Allyson and George never get married. They did live together and have two children. Then they broke up, agreed to a paternity judgment that establishes father’s paternity, created visitations rights for him, and obligated him to pay child support.  Later Allyson and George reconcile and George moves back into the house with Allyson and the children.  George also stops paying his court ordered child support but does start paying rent to the landlord of the house.  After nine months the couple breaks up again, and George moves out again.

The question of first impression is this: In a paternity proceeding does George get credit for the voluntary contributions he made to support the family during those nine months (the rent payments) against the guideline child support that he is ordered to pay pursuant to the judgment?

Note — In a dissolution action George would get so-called Jackson credits. Jackson v. Jackson (1975) 51 Cal.App.3d 363.

The court goes through an exhaustive analysis of the relevant credit/no-credit cases from California and beyond and ultimately decides that George MIGHT get credit.

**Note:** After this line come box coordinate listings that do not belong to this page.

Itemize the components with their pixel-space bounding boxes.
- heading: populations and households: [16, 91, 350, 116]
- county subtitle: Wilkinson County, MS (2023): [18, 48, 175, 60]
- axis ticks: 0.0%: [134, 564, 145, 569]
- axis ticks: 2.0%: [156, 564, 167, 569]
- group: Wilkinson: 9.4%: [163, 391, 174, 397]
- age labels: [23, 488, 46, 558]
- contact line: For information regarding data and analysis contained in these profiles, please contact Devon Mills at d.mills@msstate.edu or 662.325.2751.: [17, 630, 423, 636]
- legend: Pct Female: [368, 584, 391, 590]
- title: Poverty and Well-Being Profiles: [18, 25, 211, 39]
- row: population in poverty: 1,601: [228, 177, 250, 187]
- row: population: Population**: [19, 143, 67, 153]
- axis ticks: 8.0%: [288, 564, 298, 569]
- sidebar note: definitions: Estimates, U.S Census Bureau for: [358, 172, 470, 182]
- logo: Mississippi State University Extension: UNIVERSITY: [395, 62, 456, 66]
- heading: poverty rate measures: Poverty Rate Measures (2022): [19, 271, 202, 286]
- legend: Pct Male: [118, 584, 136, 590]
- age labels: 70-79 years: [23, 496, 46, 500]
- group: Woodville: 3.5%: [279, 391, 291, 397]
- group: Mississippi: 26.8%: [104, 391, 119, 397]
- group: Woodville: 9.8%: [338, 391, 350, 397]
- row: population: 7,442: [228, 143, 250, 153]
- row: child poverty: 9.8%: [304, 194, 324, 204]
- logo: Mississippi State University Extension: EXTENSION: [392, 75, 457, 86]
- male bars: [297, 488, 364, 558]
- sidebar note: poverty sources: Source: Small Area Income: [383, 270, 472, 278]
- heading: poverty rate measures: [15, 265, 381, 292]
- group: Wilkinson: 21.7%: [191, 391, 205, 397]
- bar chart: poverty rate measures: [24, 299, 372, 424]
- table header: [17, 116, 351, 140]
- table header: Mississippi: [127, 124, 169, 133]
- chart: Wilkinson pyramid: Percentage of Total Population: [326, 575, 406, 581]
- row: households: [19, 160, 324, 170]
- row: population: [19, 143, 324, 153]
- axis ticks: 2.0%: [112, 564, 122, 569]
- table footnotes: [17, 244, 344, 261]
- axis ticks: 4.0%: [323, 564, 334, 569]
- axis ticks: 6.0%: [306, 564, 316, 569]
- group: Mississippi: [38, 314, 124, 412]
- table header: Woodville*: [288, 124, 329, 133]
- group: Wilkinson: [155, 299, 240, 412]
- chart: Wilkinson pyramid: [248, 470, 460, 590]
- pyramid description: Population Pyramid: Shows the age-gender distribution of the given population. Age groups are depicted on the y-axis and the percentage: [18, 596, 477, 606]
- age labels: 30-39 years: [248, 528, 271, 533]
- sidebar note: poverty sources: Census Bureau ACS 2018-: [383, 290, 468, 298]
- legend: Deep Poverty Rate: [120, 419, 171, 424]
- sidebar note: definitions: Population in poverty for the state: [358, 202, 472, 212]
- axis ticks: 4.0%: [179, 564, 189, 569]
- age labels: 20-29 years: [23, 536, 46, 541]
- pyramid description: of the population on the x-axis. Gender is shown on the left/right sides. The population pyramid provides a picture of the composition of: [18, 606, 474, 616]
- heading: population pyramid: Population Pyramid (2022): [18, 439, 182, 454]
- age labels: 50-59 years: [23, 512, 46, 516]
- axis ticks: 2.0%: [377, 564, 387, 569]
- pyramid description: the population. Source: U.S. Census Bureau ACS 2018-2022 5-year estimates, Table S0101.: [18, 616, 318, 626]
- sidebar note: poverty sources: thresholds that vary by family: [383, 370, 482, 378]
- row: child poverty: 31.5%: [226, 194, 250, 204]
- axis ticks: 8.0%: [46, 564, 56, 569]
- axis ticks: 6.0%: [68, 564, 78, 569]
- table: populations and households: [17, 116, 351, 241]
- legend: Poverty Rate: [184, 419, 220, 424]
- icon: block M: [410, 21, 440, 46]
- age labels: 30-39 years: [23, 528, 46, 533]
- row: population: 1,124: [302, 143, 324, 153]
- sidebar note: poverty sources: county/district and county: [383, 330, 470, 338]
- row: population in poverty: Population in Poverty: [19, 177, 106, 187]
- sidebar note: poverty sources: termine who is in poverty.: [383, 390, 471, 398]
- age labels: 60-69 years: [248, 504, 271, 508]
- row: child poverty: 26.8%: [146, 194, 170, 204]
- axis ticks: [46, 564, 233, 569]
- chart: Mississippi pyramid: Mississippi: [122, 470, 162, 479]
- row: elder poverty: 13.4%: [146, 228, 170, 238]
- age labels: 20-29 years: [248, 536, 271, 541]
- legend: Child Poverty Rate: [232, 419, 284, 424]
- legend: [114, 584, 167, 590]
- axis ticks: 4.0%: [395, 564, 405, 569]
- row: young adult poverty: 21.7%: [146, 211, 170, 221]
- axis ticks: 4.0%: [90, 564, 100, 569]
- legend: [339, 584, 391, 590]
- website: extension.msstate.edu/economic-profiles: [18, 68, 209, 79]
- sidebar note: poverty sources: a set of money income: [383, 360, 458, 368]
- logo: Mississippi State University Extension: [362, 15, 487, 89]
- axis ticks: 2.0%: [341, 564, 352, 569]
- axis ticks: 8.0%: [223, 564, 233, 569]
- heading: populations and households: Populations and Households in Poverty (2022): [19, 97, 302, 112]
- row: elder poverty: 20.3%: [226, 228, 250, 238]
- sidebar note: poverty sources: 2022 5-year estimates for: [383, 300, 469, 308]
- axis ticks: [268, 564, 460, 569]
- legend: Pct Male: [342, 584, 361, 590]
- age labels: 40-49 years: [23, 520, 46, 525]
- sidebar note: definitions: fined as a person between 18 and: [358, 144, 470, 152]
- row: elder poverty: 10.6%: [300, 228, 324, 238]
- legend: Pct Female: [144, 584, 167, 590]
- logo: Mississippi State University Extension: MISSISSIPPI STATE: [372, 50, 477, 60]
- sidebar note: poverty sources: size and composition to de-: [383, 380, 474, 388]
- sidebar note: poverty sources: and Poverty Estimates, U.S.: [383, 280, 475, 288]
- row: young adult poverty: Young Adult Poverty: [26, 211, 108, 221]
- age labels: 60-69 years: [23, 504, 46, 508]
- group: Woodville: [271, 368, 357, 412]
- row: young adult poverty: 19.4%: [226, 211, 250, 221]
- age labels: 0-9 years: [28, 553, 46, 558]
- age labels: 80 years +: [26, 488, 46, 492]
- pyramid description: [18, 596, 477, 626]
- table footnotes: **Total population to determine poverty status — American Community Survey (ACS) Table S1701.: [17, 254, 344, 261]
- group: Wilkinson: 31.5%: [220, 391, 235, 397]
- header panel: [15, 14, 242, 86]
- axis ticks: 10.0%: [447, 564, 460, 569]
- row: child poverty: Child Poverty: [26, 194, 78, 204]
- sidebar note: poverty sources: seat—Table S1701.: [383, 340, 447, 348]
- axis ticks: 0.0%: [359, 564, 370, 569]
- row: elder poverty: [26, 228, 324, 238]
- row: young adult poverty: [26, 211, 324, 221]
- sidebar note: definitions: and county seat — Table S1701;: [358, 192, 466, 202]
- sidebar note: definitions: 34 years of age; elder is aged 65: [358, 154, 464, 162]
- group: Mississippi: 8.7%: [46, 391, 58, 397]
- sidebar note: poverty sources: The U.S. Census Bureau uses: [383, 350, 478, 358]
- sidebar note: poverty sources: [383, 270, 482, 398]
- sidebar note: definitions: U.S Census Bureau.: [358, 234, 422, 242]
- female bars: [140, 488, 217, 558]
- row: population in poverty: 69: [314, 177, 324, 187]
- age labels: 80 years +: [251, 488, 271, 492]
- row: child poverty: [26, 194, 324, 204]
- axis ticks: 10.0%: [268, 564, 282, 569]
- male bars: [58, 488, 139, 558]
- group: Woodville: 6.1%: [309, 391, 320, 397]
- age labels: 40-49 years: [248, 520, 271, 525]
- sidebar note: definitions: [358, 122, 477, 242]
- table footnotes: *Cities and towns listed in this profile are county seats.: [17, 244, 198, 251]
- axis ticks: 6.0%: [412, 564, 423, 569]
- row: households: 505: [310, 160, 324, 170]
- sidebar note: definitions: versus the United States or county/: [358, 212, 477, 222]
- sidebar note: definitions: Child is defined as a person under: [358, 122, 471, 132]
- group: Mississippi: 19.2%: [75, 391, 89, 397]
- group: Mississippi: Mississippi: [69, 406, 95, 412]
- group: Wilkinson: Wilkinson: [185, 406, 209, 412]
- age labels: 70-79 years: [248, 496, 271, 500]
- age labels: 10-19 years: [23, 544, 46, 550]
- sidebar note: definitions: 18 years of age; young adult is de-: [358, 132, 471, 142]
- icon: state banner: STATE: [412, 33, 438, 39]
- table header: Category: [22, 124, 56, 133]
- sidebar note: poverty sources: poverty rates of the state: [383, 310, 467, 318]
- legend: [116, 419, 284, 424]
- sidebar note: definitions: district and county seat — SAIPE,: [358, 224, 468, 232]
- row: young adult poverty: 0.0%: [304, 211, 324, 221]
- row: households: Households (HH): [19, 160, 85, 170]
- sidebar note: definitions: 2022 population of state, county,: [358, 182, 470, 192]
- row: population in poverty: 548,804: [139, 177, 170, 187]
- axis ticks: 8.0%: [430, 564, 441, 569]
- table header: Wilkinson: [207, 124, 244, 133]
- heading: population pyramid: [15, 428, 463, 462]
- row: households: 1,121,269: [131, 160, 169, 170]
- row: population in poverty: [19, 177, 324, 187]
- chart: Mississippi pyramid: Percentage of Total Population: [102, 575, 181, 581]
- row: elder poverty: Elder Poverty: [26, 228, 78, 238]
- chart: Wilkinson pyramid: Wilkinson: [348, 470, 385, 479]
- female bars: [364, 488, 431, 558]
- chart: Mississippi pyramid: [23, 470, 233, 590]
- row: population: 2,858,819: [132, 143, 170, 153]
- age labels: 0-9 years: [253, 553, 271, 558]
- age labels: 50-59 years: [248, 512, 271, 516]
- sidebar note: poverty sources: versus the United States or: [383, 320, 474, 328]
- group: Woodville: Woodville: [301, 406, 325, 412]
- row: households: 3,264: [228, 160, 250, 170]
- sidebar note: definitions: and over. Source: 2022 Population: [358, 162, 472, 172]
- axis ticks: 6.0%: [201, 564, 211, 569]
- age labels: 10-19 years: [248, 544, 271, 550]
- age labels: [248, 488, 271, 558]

When George moved back into the residence he began making rent payments to the landlord, who just happened to by Allyson’s father.  The problem for the court is that Allyson was not paying rent to her dad when George  was not living there.  The Court of Appeal remanded to the trial court to determine, in light of its first impression analysis, if George should get credit.

What it boils down to is whether or not the parent pursuing credit has stepped into the shoes of the other parent and begun paying a debt that the other parent had actually been paying.  Had Allyson been paying rent to her dad, and George then took over those payments, he would get credit.  When the case gets back to the trial court I am not so sure George is going to get any credit.